- Occupation: chief of the Federal Police
- Known for: chief of the Federal Police of Brazil in the Operation Car Wash

= Erika Marena =

Érika Mialik Marena is a chief of the Federal Police of Brazil, she is known for her role in Operation Car Wash.

After serving for two years in the operation, Erika was invited to head the area to combat corruption and misappropriation of public funds from the Federal Police's Superintendent in Santa Catarina. In 2016, she was the most voted in a triple list to run for the general direction of the Federal Police command.

In 2017, Erika was portrayed in Brazilian cinema by actress Flavia Alessandra in the movie Polícia Federal: A Lei É para Todos (Federal Police: The Law Is for Everyone).

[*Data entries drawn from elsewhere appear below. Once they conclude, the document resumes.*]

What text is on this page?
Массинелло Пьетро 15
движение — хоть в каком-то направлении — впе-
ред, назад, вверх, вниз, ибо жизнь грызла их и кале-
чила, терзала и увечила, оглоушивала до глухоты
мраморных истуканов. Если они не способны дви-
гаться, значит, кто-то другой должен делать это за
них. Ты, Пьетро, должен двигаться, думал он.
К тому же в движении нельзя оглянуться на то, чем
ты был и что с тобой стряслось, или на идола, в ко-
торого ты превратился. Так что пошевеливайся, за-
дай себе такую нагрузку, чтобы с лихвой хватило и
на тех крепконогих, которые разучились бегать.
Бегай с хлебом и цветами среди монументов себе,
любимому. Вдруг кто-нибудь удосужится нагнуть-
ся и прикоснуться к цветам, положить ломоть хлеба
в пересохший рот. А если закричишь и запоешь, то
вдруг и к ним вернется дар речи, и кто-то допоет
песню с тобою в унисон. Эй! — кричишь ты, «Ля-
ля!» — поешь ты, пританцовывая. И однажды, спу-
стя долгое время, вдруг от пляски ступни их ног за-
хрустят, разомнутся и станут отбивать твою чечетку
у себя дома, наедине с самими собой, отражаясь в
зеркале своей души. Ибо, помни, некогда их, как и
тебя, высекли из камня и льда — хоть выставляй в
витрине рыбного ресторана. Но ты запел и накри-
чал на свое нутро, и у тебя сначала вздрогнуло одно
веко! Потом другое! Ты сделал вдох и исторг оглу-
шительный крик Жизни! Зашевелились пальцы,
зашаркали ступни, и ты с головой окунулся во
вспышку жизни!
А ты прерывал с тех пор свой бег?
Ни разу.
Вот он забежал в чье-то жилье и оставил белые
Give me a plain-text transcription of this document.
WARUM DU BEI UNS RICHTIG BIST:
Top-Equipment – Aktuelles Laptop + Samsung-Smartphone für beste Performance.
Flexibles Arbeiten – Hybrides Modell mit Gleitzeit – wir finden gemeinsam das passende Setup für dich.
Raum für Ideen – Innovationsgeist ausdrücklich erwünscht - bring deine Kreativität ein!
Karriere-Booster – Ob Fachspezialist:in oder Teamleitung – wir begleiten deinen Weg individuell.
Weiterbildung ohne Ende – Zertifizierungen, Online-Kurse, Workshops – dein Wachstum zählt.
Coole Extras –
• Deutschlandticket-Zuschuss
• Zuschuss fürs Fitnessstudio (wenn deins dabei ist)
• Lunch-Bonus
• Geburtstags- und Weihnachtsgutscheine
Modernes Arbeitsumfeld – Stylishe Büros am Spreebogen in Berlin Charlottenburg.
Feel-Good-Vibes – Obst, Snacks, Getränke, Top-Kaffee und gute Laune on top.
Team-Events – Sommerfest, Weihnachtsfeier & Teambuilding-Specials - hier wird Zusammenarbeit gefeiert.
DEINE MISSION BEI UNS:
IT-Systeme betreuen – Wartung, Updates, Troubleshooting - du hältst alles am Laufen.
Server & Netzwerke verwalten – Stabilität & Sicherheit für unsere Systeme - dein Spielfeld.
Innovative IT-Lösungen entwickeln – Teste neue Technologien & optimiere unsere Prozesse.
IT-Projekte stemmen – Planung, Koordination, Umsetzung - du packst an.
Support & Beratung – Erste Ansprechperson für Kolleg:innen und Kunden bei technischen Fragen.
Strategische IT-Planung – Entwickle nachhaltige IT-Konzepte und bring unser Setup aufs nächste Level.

Still in 2017, she was responsible for the controversial "Ouvidos Moucos" Operation that resulted in the arrest of the chancellor of the Federal University of Santa Catarina (UFSC), Luiz Carlos Cancellier de Olivo, accused of attempted obstruction of justice. Motivated by allegations of Rodolfo Hickel do Prado (corregidor of UFSC by then), the operation blamed the chancellor for the operator, while it was wide spread that it was a resource misuse investigation. Such allegation was related to other people, not Chancellor Luiz. After being accused by Marena, Luiz Carlos Cancellier de Olivo was arrested and removed from the office at the university, as a result of the operation that counted on 115 federal policemen. Luiz Carlos had no criminal record. He was released with a habeas corpus, with the condition that he should not go to the university's campus. Later on, he committed suicide. Delegate Marena was later removed from the case and transferred to the head of the Federal Police in Sergipe. The Ministry of Justice investigated its involvement in the case, and three agreeable opinions decided to close the case against Marena.
In February 2021, recordings the hacker Walter Delgatti obtained and testified as truthful by Brazilian Federal Police, were opened by Brazilian Supreme Court to the lawyers defending former president Luiz Inácio Lula da Silva. The recordings showed that Erika Marena had falsified a testimony during Car Wash Operation.